On August 26, the engineering firm Greenman-Pedersen Inc. provided a response to a number of questions posed by the Martha’s Vineyard Commission, including those about the relative safety of roundabouts compared to other traffic intersections, the roundabout’s potential impact on congestion at the Barnes Road intersection as well as its potential impact on intersections at either end of Edgartown-Vineyard Haven Road.

In that response Greenman-Pedersen director of traffic engineering John Diaz cited information from the Insurance Institute for Highway Safety, claiming that roundabouts — not to be confused with larger and faster rotaries — reduce injury accidents by 75 per cent and fatal accidents by 90 per cent, increase traffic flow up to 50 per cent, decrease fuel consumption by as much as 30 per cent and cost less than traffic signals as they do not require expensive equipment or maintenance. One of the main contributors to the relative safety of roundabouts is the fact that there are 32 collision points possible at a four way stop and only eight at a roundabout, Mr.

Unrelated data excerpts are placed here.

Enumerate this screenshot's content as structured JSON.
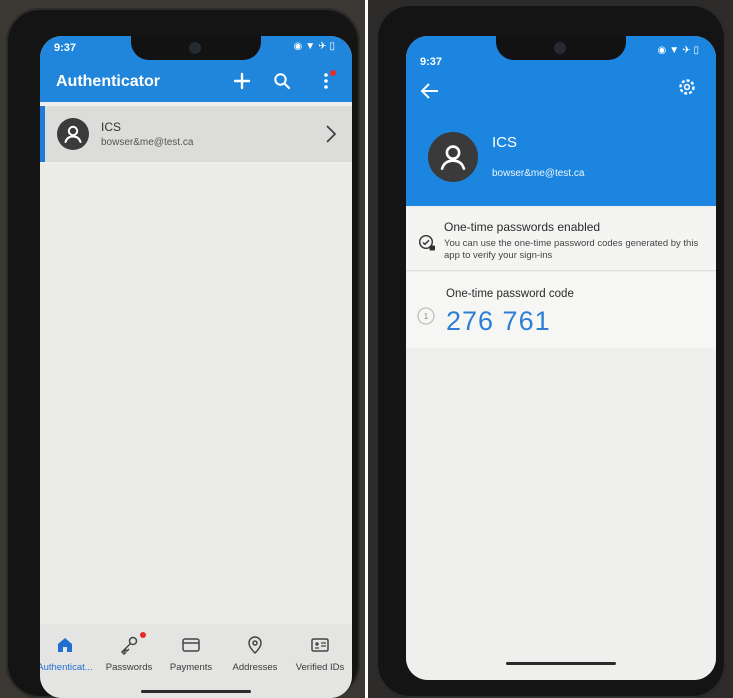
{
  "left_screen": {
    "status_time": "9:37",
    "app_title": "Authenticator",
    "account": {
      "name": "ICS",
      "email": "bowser&me@test.ca"
    },
    "bottom_nav": [
      {
        "label": "Authenticat...",
        "icon": "home-icon",
        "active": true
      },
      {
        "label": "Passwords",
        "icon": "key-icon",
        "active": false,
        "notification_dot": true
      },
      {
        "label": "Payments",
        "icon": "credit-card-icon",
        "active": false
      },
      {
        "label": "Addresses",
        "icon": "location-pin-icon",
        "active": false
      },
      {
        "label": "Verified IDs",
        "icon": "id-card-icon",
        "active": false
      }
    ],
    "appbar_actions": [
      "add-icon",
      "search-icon",
      "more-vertical-icon"
    ],
    "menu_notification_dot": true
  },
  "right_screen": {
    "status_time": "9:37",
    "account": {
      "name": "ICS",
      "email": "bowser&me@test.ca"
    },
    "otp_status": {
      "title": "One-time passwords enabled",
      "description": "You can use the one-time password codes generated by this app to verify your sign-ins"
    },
    "otp_code": {
      "label": "One-time password code",
      "value": "276 761",
      "timer_value": "1"
    }
  },
  "colors": {
    "brand_blue": "#1f86dc",
    "code_blue": "#2c7fd5",
    "notification_red": "#e82a2a"
  }
}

Diaz said.

Regarding congestion Mr. Diaz writes that in the summer months, delays, especially eastbound on Edgartown-Vineyard Haven Road, can top three minutes at the current four-way stop. By 2030 Greenman-Pedersen Inc. estimates that number could jump to nearly seven minutes — compared to a mere 13 seconds with a roundabout. Such dramatically improved efficiency in the heart of the Island poses the obvious question, what will that do to the already congested intersections in Edgartown and Vineyard Haven?

Some Vineyard residents, including architect Craig Whitaker, think the answer is obvious.

“The inexorable facts are that the faster you get to the Triangle the longer you must wait there,” he wrote in the Gazette commentary pages this month.

But Mr. Diaz says that isn’t so.

“Simply converting from the four-way stop control to a roundabout results in an increase of only 14 vehicles per hour eastbound and approximately five vehicles per hour westbound,” he writes. “This translates to one additional vehicle approximately every four to five minutes eastbound, which given that the intersection of Beach Road is more than four miles away is insignificant.”

Mr. Diaz says that locations between Vineyard Haven and Edgartown, such as the high school, the YMCA and County Road would also siphon traffic away from those intersections.

At a public hearing at the commission in August Mr. Diaz said that by comparison a traffic signal, favored by some Islanders, by releasing a long line of traffic all at once, would have a more substantial negative effect on congestion at either end of the highway.

The state average for accidents per million vehicles entering intersections similar to that at the four-way stop is .55. From 2006 to 2008 the state recorded a rate of .83 at the four-way stop, a number that reflects 12 accidents.

If approved, the roundabout project would be paid for with $1.2 million in state and federal Transportation Improvement Project money, which is funded in part by a surtax on gasoline.